1.1 Vertical Reference System
A vertical (height) reference system can be defined by only two parameters: a point with a known elevation from which vertical differences are calculated, and the reference surface. The different height systems are briefly explained below.

1.2 Ellipsoidal Heights
The ellipsoid, which is used as part of the definition of a geodetic datum, can be used as a reference surface. The ellipsoidal height is the orthogonal distance between a point and the reference ellipsoid. Therefore, it does not take into account the Earth’s gravity field.

1.3 Geoid
The geoid is the equipotential surface of the earth’s gravity field, chosen at a certain level (approximately Mean Sea Level (MSL)) which serves as the reference surface for height measurements. Globally, the difference in elevation between the geoid and the geocentric ellipsoid is between ± 100m.

Global and local geoids differ in their origin: global geoids consider only the long- wave and middle-wave part of the earth’s gravity field, whilst local geoids, in addition, also consider the short-wave part of the gravity field, resulting in higher resolution and, hence, better local accuracy.

Global geoids are used when consistent, orthometric heights, over long distances (continent or earth surveying), are required. Currently, the world’s best global geoid model is the Earth Gravitational Model (EGM) 200812. It was determined using satellite tracking, gravity anomalies and satellite altimetry. Its accuracy is in the range of ± 0.05m (oceans) and ± 0.5m (on land). This accuracy is higher in flat regions than in topographically mountainous terrain, such as the Alps. In aviation, elevation values have long been referenced to MSL; ICAO Annex 15 [Reference 4] requires that EGM-96 is used as the global gravity model as EGM- 2008 was not available when the requirements for a global gravity model requirement were introduced through Amendment 33 in 2004. The accuracy of EGM-96 is sufficient for terrain and obstacle elevations. This is because it meets the accuracy requirements of aviation and because height information is primarily used in context.

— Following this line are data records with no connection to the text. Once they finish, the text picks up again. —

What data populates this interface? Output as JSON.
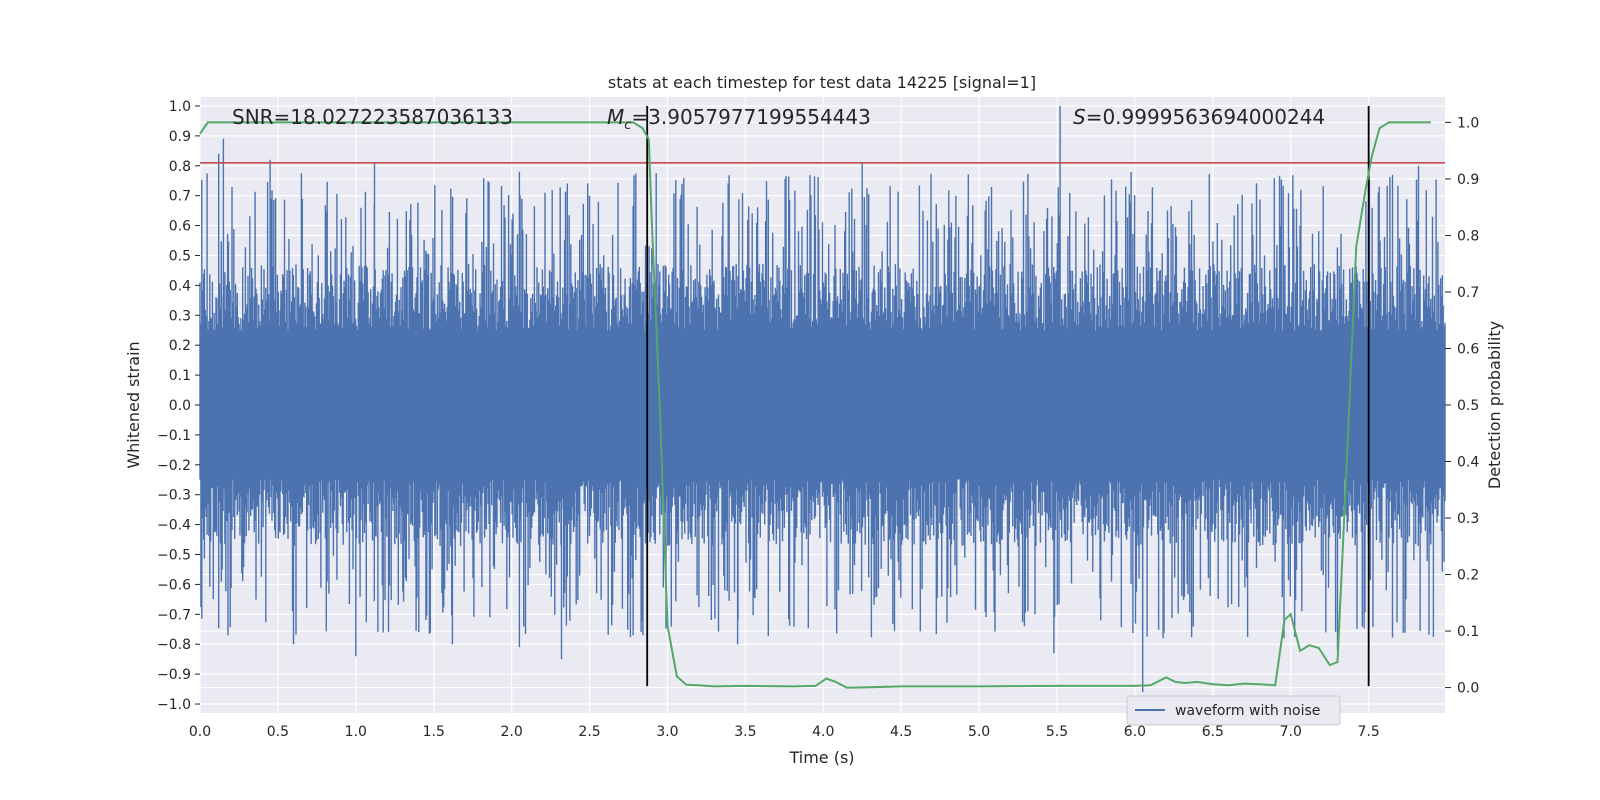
{
  "chart_data": {
    "type": "line",
    "title": "stats at each timestep for test data 14225 [signal=1]",
    "xlabel": "Time (s)",
    "ylabel": "Whitened strain",
    "ylabel_right": "Detection probability",
    "xlim": [
      0.0,
      7.99
    ],
    "ylim": [
      -1.03,
      1.03
    ],
    "ylim_right": [
      -0.045,
      1.045
    ],
    "x_ticks": [
      0.0,
      0.5,
      1.0,
      1.5,
      2.0,
      2.5,
      3.0,
      3.5,
      4.0,
      4.5,
      5.0,
      5.5,
      6.0,
      6.5,
      7.0,
      7.5
    ],
    "x_tick_labels": [
      "0.0",
      "0.5",
      "1.0",
      "1.5",
      "2.0",
      "2.5",
      "3.0",
      "3.5",
      "4.0",
      "4.5",
      "5.0",
      "5.5",
      "6.0",
      "6.5",
      "7.0",
      "7.5"
    ],
    "y_ticks": [
      1.0,
      0.9,
      0.8,
      0.7,
      0.6,
      0.5,
      0.4,
      0.3,
      0.2,
      0.1,
      0.0,
      -0.1,
      -0.2,
      -0.3,
      -0.4,
      -0.5,
      -0.6,
      -0.7,
      -0.8,
      -0.9,
      -1.0
    ],
    "y_tick_labels": [
      "1.0",
      "0.9",
      "0.8",
      "0.7",
      "0.6",
      "0.5",
      "0.4",
      "0.3",
      "0.2",
      "0.1",
      "0.0",
      "−0.1",
      "−0.2",
      "−0.3",
      "−0.4",
      "−0.5",
      "−0.6",
      "−0.7",
      "−0.8",
      "−0.9",
      "−1.0"
    ],
    "y_right_ticks": [
      1.0,
      0.9,
      0.8,
      0.7,
      0.6,
      0.5,
      0.4,
      0.3,
      0.2,
      0.1,
      0.0
    ],
    "y_right_tick_labels": [
      "1.0",
      "0.9",
      "0.8",
      "0.7",
      "0.6",
      "0.5",
      "0.4",
      "0.3",
      "0.2",
      "0.1",
      "0.0"
    ],
    "annotations": {
      "snr": "SNR=18.027223587036133",
      "mc_symbol": "M",
      "mc_sub": "c",
      "mc_value": "=3.9057977199554443",
      "s_symbol": "S",
      "s_value": "=0.9999563694000244"
    },
    "threshold_line": {
      "y": 0.81,
      "color": "#c44e52"
    },
    "vertical_lines": [
      2.87,
      7.5
    ],
    "series": [
      {
        "name": "waveform with noise",
        "color": "#4c72b0",
        "kind": "noise_band",
        "core_amplitude": 0.45,
        "upper_peaks": [
          [
            0.12,
            0.84
          ],
          [
            0.15,
            0.89
          ],
          [
            0.45,
            0.82
          ],
          [
            1.12,
            0.81
          ],
          [
            2.05,
            0.78
          ],
          [
            4.25,
            0.81
          ],
          [
            5.52,
            1.0
          ],
          [
            7.82,
            0.8
          ]
        ],
        "lower_peaks": [
          [
            0.18,
            -0.77
          ],
          [
            0.6,
            -0.8
          ],
          [
            1.0,
            -0.84
          ],
          [
            1.62,
            -0.8
          ],
          [
            2.05,
            -0.81
          ],
          [
            2.32,
            -0.85
          ],
          [
            3.45,
            -0.8
          ],
          [
            5.48,
            -0.83
          ],
          [
            6.05,
            -0.96
          ],
          [
            7.3,
            -0.82
          ]
        ]
      },
      {
        "name": "detection probability",
        "color": "#55a868",
        "axis": "right",
        "x": [
          0.0,
          0.05,
          0.1,
          2.7,
          2.78,
          2.84,
          2.88,
          2.9,
          2.95,
          3.0,
          3.06,
          3.12,
          3.2,
          3.3,
          3.5,
          3.8,
          3.95,
          4.02,
          4.08,
          4.15,
          4.2,
          4.5,
          5.0,
          5.5,
          6.0,
          6.1,
          6.2,
          6.26,
          6.32,
          6.4,
          6.5,
          6.6,
          6.7,
          6.8,
          6.9,
          6.96,
          7.0,
          7.06,
          7.12,
          7.18,
          7.25,
          7.3,
          7.36,
          7.42,
          7.48,
          7.52,
          7.57,
          7.63,
          7.7,
          7.75,
          7.9
        ],
        "y": [
          0.98,
          1.0,
          1.0,
          1.0,
          1.0,
          0.99,
          0.97,
          0.82,
          0.5,
          0.11,
          0.02,
          0.005,
          0.004,
          0.002,
          0.003,
          0.002,
          0.003,
          0.016,
          0.01,
          0.0,
          0.0,
          0.002,
          0.002,
          0.003,
          0.003,
          0.004,
          0.018,
          0.01,
          0.008,
          0.01,
          0.006,
          0.004,
          0.007,
          0.006,
          0.004,
          0.12,
          0.13,
          0.065,
          0.075,
          0.07,
          0.04,
          0.045,
          0.4,
          0.78,
          0.88,
          0.94,
          0.99,
          1.0,
          1.0,
          1.0,
          1.0
        ]
      }
    ],
    "legend": {
      "label": "waveform with noise",
      "position": "lower-right"
    },
    "grid": true
  }
}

For local engineering applications and cadastre-surveying, global geoids are not as accurate as needed. For such applications, local geoid models are calculated, developed using local field measurements. They offer centimetre accuracy over several hundred kilometres, with a high resolution. Local geoids are not suitable for height comparison over large distances since they are based on different origins and reference heights (different equipotential levels).

1.4 Orthometric Heights
The orthometric height is the distance (H) along a line of force from a given point (P) on the physical surface of the earth to the geoid (the line is perpendicular to the equipotential surfaces at different levels).

1.5 Normal Heights
The normal height (H*) of a point is computed from its geopotential difference to that of sea level. It takes into account normal gravity, computed along the plumb line of the point (height difference of a point to the quasi-geoid). The difference between the normal height and the ellipsoidal height is called height-anomaly or quasi-geoid-height.

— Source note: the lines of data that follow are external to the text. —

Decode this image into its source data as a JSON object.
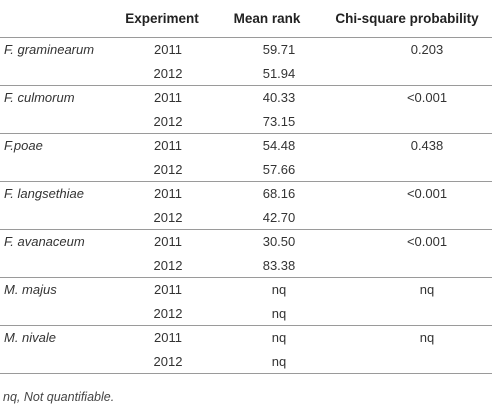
{
  "table": {
    "headers": [
      "",
      "Experiment",
      "Mean rank",
      "Chi-square probability"
    ],
    "groups": [
      {
        "species": "F. graminearum",
        "rows": [
          {
            "year": "2011",
            "rank": "59.71",
            "prob": "0.203"
          },
          {
            "year": "2012",
            "rank": "51.94",
            "prob": ""
          }
        ]
      },
      {
        "species": "F. culmorum",
        "rows": [
          {
            "year": "2011",
            "rank": "40.33",
            "prob": "<0.001"
          },
          {
            "year": "2012",
            "rank": "73.15",
            "prob": ""
          }
        ]
      },
      {
        "species": "F.poae",
        "rows": [
          {
            "year": "2011",
            "rank": "54.48",
            "prob": "0.438"
          },
          {
            "year": "2012",
            "rank": "57.66",
            "prob": ""
          }
        ]
      },
      {
        "species": "F. langsethiae",
        "rows": [
          {
            "year": "2011",
            "rank": "68.16",
            "prob": "<0.001"
          },
          {
            "year": "2012",
            "rank": "42.70",
            "prob": ""
          }
        ]
      },
      {
        "species": "F. avanaceum",
        "rows": [
          {
            "year": "2011",
            "rank": "30.50",
            "prob": "<0.001"
          },
          {
            "year": "2012",
            "rank": "83.38",
            "prob": ""
          }
        ]
      },
      {
        "species": "M. majus",
        "rows": [
          {
            "year": "2011",
            "rank": "nq",
            "prob": "nq"
          },
          {
            "year": "2012",
            "rank": "nq",
            "prob": ""
          }
        ]
      },
      {
        "species": "M. nivale",
        "rows": [
          {
            "year": "2011",
            "rank": "nq",
            "prob": "nq"
          },
          {
            "year": "2012",
            "rank": "nq",
            "prob": ""
          }
        ]
      }
    ]
  },
  "footnote": "nq, Not quantifiable."
}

1.6 Graphical Representation of Different Reference Surfaces

2.1 European Vertical Reference System
The European Vertical Reference System (EVRS) has been built to reflect the globalisation of GIS applications and the need for continental-wide, consistent height information. EVRS is a gravity-related height reference system, i.e. the height values provided are normal heights. The EVRS is a tidal zero system. The EVRS is realised in the European Vertical Reference Frame (EVRF) by the geopotential numbers and normal heights of nodal points of the United European Levelling Network 95/98, extended for Estonia, Latvia, Lithuania and Romania, in relation to the Normaal Amsterdams Peils (NAP). The geopotential number at NAP is zero.

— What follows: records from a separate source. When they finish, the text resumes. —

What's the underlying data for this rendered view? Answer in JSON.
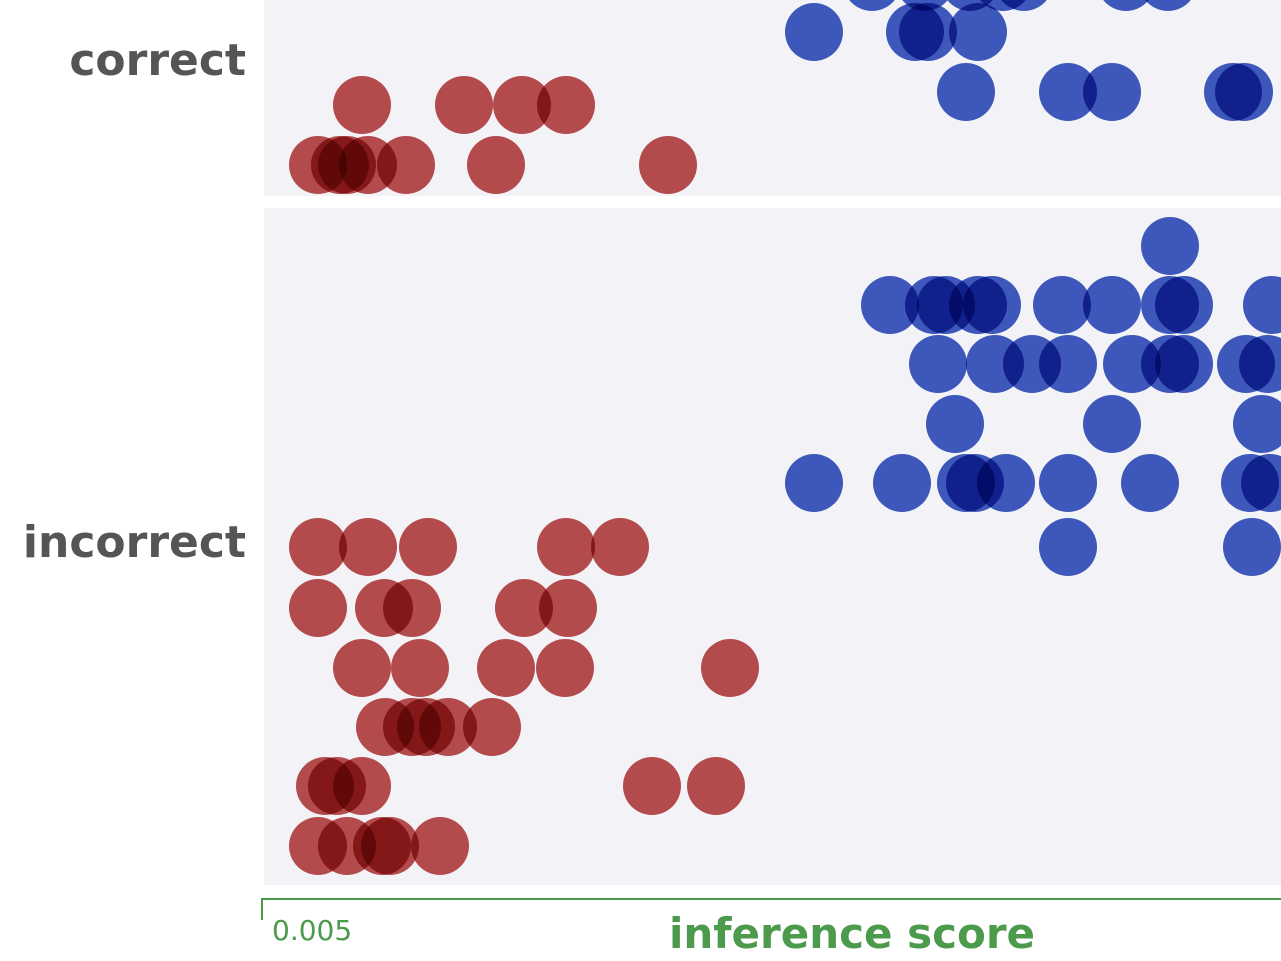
{
  "chart_data": {
    "type": "scatter",
    "subtype": "beeswarm",
    "xlabel": "inference score",
    "x_tick_labels": [
      "0.005"
    ],
    "categories": [
      "correct",
      "incorrect"
    ],
    "colors": {
      "red": "#b03030",
      "blue": "#1f3fb5",
      "panel_bg": "#f3f3f7",
      "axis": "#4c9a4c",
      "label": "#555555"
    },
    "series": [
      {
        "category": "correct",
        "color_key": "red",
        "points": [
          {
            "x": 318,
            "lane": 0
          },
          {
            "x": 340,
            "lane": 0
          },
          {
            "x": 347,
            "lane": 0
          },
          {
            "x": 368,
            "lane": 0
          },
          {
            "x": 406,
            "lane": 0
          },
          {
            "x": 496,
            "lane": 0
          },
          {
            "x": 668,
            "lane": 0
          },
          {
            "x": 362,
            "lane": 1
          },
          {
            "x": 464,
            "lane": 1
          },
          {
            "x": 522,
            "lane": 1
          },
          {
            "x": 566,
            "lane": 1
          }
        ]
      },
      {
        "category": "correct",
        "color_key": "blue",
        "points": [
          {
            "x": 966,
            "lane": 1
          },
          {
            "x": 1068,
            "lane": 1
          },
          {
            "x": 1112,
            "lane": 1
          },
          {
            "x": 1233,
            "lane": 1
          },
          {
            "x": 1244,
            "lane": 1
          },
          {
            "x": 814,
            "lane": 2
          },
          {
            "x": 915,
            "lane": 2
          },
          {
            "x": 928,
            "lane": 2
          },
          {
            "x": 978,
            "lane": 2
          },
          {
            "x": 872,
            "lane": 3
          },
          {
            "x": 925,
            "lane": 3
          },
          {
            "x": 970,
            "lane": 3
          },
          {
            "x": 1003,
            "lane": 3
          },
          {
            "x": 1024,
            "lane": 3
          },
          {
            "x": 1126,
            "lane": 3
          },
          {
            "x": 1168,
            "lane": 3
          }
        ]
      },
      {
        "category": "incorrect",
        "color_key": "red",
        "points": [
          {
            "x": 318,
            "lane": 0
          },
          {
            "x": 347,
            "lane": 0
          },
          {
            "x": 382,
            "lane": 0
          },
          {
            "x": 390,
            "lane": 0
          },
          {
            "x": 440,
            "lane": 0
          },
          {
            "x": 325,
            "lane": 1
          },
          {
            "x": 337,
            "lane": 1
          },
          {
            "x": 362,
            "lane": 1
          },
          {
            "x": 652,
            "lane": 1
          },
          {
            "x": 716,
            "lane": 1
          },
          {
            "x": 385,
            "lane": 2
          },
          {
            "x": 412,
            "lane": 2
          },
          {
            "x": 426,
            "lane": 2
          },
          {
            "x": 448,
            "lane": 2
          },
          {
            "x": 492,
            "lane": 2
          },
          {
            "x": 362,
            "lane": 3
          },
          {
            "x": 420,
            "lane": 3
          },
          {
            "x": 506,
            "lane": 3
          },
          {
            "x": 565,
            "lane": 3
          },
          {
            "x": 730,
            "lane": 3
          },
          {
            "x": 318,
            "lane": 4
          },
          {
            "x": 384,
            "lane": 4
          },
          {
            "x": 412,
            "lane": 4
          },
          {
            "x": 524,
            "lane": 4
          },
          {
            "x": 568,
            "lane": 4
          },
          {
            "x": 318,
            "lane": 5
          },
          {
            "x": 368,
            "lane": 5
          },
          {
            "x": 428,
            "lane": 5
          },
          {
            "x": 566,
            "lane": 5
          },
          {
            "x": 620,
            "lane": 5
          }
        ]
      },
      {
        "category": "incorrect",
        "color_key": "blue",
        "points": [
          {
            "x": 1068,
            "lane": 5
          },
          {
            "x": 1252,
            "lane": 5
          },
          {
            "x": 814,
            "lane": 6
          },
          {
            "x": 902,
            "lane": 6
          },
          {
            "x": 966,
            "lane": 6
          },
          {
            "x": 975,
            "lane": 6
          },
          {
            "x": 1006,
            "lane": 6
          },
          {
            "x": 1068,
            "lane": 6
          },
          {
            "x": 1150,
            "lane": 6
          },
          {
            "x": 1250,
            "lane": 6
          },
          {
            "x": 1270,
            "lane": 6
          },
          {
            "x": 955,
            "lane": 7
          },
          {
            "x": 1112,
            "lane": 7
          },
          {
            "x": 1262,
            "lane": 7
          },
          {
            "x": 938,
            "lane": 8
          },
          {
            "x": 995,
            "lane": 8
          },
          {
            "x": 1032,
            "lane": 8
          },
          {
            "x": 1068,
            "lane": 8
          },
          {
            "x": 1132,
            "lane": 8
          },
          {
            "x": 1170,
            "lane": 8
          },
          {
            "x": 1184,
            "lane": 8
          },
          {
            "x": 1246,
            "lane": 8
          },
          {
            "x": 1268,
            "lane": 8
          },
          {
            "x": 890,
            "lane": 9
          },
          {
            "x": 934,
            "lane": 9
          },
          {
            "x": 946,
            "lane": 9
          },
          {
            "x": 978,
            "lane": 9
          },
          {
            "x": 992,
            "lane": 9
          },
          {
            "x": 1062,
            "lane": 9
          },
          {
            "x": 1112,
            "lane": 9
          },
          {
            "x": 1170,
            "lane": 9
          },
          {
            "x": 1184,
            "lane": 9
          },
          {
            "x": 1272,
            "lane": 9
          },
          {
            "x": 1170,
            "lane": 10
          }
        ]
      }
    ]
  }
}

2.2 Modernised National Vertical Reference Frames
Heights in old national frames were usually determined using levelling. The heights are not strictly orthometric heights since the so-called orthometric correction was not taken into account. Whereas this correction will only be very small (millimetres) in flat areas, it can be several centimetres in mountainous terrain (10-30cm per 100km levelling). The orthometric correction can be determined using gravity measurements.

To eliminate inaccuracies, as well as torsion in the vertical reference, national geodetic agencies have started, often in combination with new horizontal reference frames, to rebuild the vertical reference frame, taking into account very accurate geoid or quasi-geoid models. The results are strict orthometric or normal heights which provide the base for a new national height reference frame. This allows the simple combination of GPS measurements (ellipsoidal heights) and levelling since the geoid undulation is precisely known for each horizontal co- ordinate.